The draft ties dollars to the plan’s priority goals. For FY2025–26 the draft budgets include: invest in affordable housing — $85,000 in CDBG and $470,154 in HOME; support households in need — $228,195 in CDBG and $100,000 in HOME; encourage community and economic development — $478,302.86 (this line is primarily the rebudgeted rollover). Project‑level FY2025–26 amounts cited in the presentation include $5,000 for property acquisition/demolition/new construction, $35,000 for code enforcement, $58,000 for public services, $128,000 for housing rehabilitation, approximately $43,000 for housing program delivery (activity‑specific staffing), $378,302.86 for public infrastructure, and $100,000 for economic development. HOME program line items shown include $63,000 for planning and administration, $150,000 for community housing development organization (CHDO) support (organizations historically named in the plan include Habitat for Humanity of Champaign County and First Followers), and $100,000 for tenant‑based rental assistance.
Olsen reminded the commission that CDBG funds are restricted to activities within Urbana’s municipal boundaries, while HOME funds are disbursed through the Urbana Home Consortium (Urbana, the City of Champaign and unincorporated parts of Champaign County) and are eligible for use across that consortium area.
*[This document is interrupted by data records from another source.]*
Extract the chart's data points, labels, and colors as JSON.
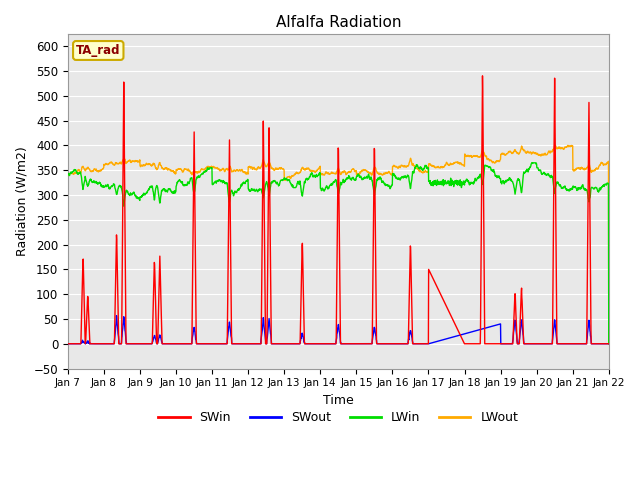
{
  "title": "Alfalfa Radiation",
  "xlabel": "Time",
  "ylabel": "Radiation (W/m2)",
  "ylim": [
    -50,
    625
  ],
  "yticks": [
    -50,
    0,
    50,
    100,
    150,
    200,
    250,
    300,
    350,
    400,
    450,
    500,
    550,
    600
  ],
  "annotation_text": "TA_rad",
  "legend": [
    "SWin",
    "SWout",
    "LWin",
    "LWout"
  ],
  "line_colors": {
    "SWin": "#ff0000",
    "SWout": "#0000ff",
    "LWin": "#00dd00",
    "LWout": "#ffaa00"
  },
  "line_widths": {
    "SWin": 1.0,
    "SWout": 1.0,
    "LWin": 1.0,
    "LWout": 1.0
  },
  "xtick_labels": [
    "Jan 7",
    "Jan 8",
    "Jan 9",
    "Jan 10",
    "Jan 11",
    "Jan 12",
    "Jan 13",
    "Jan 14",
    "Jan 15",
    "Jan 16",
    "Jan 17",
    "Jan 18",
    "Jan 19",
    "Jan 20",
    "Jan 21",
    "Jan 22"
  ],
  "plot_bg_color": "#e8e8e8",
  "fig_bg_color": "#ffffff",
  "grid_color": "#ffffff",
  "n_days": 15,
  "ppd": 144
}
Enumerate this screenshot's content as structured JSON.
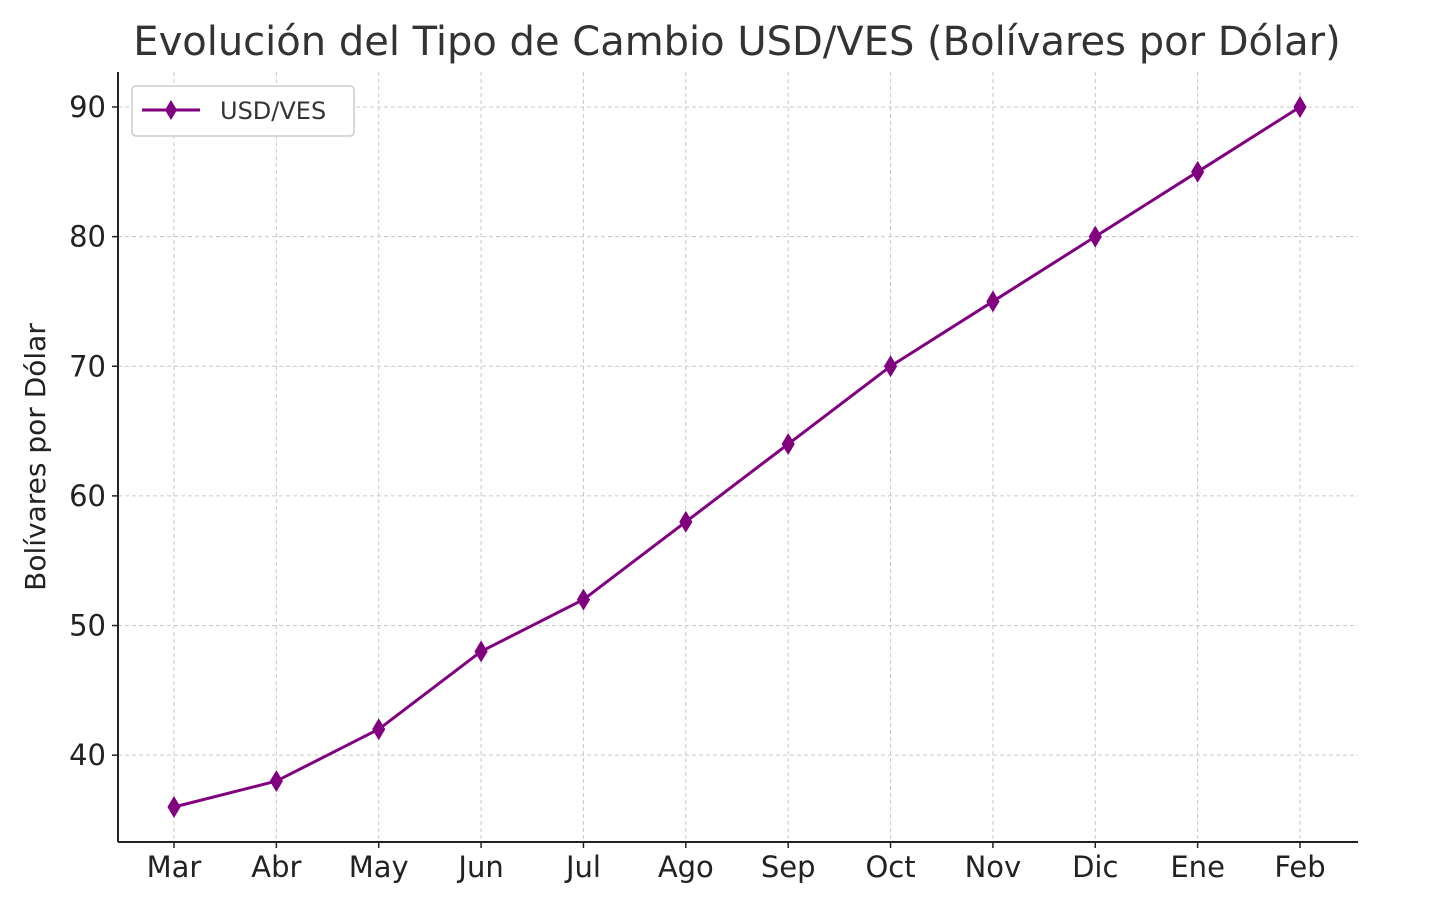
{
  "chart_data": {
    "type": "line",
    "title": "Evolución del Tipo de Cambio USD/VES (Bolívares por Dólar)",
    "xlabel": "",
    "ylabel": "Bolívares por Dólar",
    "categories": [
      "Mar",
      "Abr",
      "May",
      "Jun",
      "Jul",
      "Ago",
      "Sep",
      "Oct",
      "Nov",
      "Dic",
      "Ene",
      "Feb"
    ],
    "series": [
      {
        "name": "USD/VES",
        "values": [
          36,
          38,
          42,
          48,
          52,
          58,
          64,
          70,
          75,
          80,
          85,
          90
        ],
        "color": "#800080",
        "marker": "diamond"
      }
    ],
    "ylim": [
      33.3,
      92.7
    ],
    "yticks": [
      40,
      50,
      60,
      70,
      80,
      90
    ],
    "grid": true,
    "legend_position": "top-left"
  }
}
He also noted the draft includes a map showing the city’s HUD program target areas and that the consortium geography can be viewed in HUD’s CPD maps tool.
Commissioners asked clarifying questions during the presentation. One commissioner asked whether accessory dwelling units (ADUs) were funded in the draft; Olsen said the plan’s market analysis references smaller housing types as a potential option but “We haven't dedicated any funds specifically to that activity.” Another commissioner pressed for a clearer distinction between surplus and unexpended prior‑year funds; Olsen agreed and said the HUD direction should simplify accomplishment tracking by keeping draws tied to their initial action plan years.
The revised draft was published for public comment from Aug. 6 through Sept. 4, 2025; staff said written comments will be accepted until Sept. 4 at 5 p.m., and the final draft incorporating comments will be submitted to HUD after that period. Olsen said because the draft remains in that comment stage the revisions do not require a formal amendment or a vote at this meeting.
The city plans to publish a draft Consolidated Annual Performance and Evaluation Report (CAPER) for the prior fiscal year in September and to hold a public hearing on the CAPER at the commission’s regular meeting that month.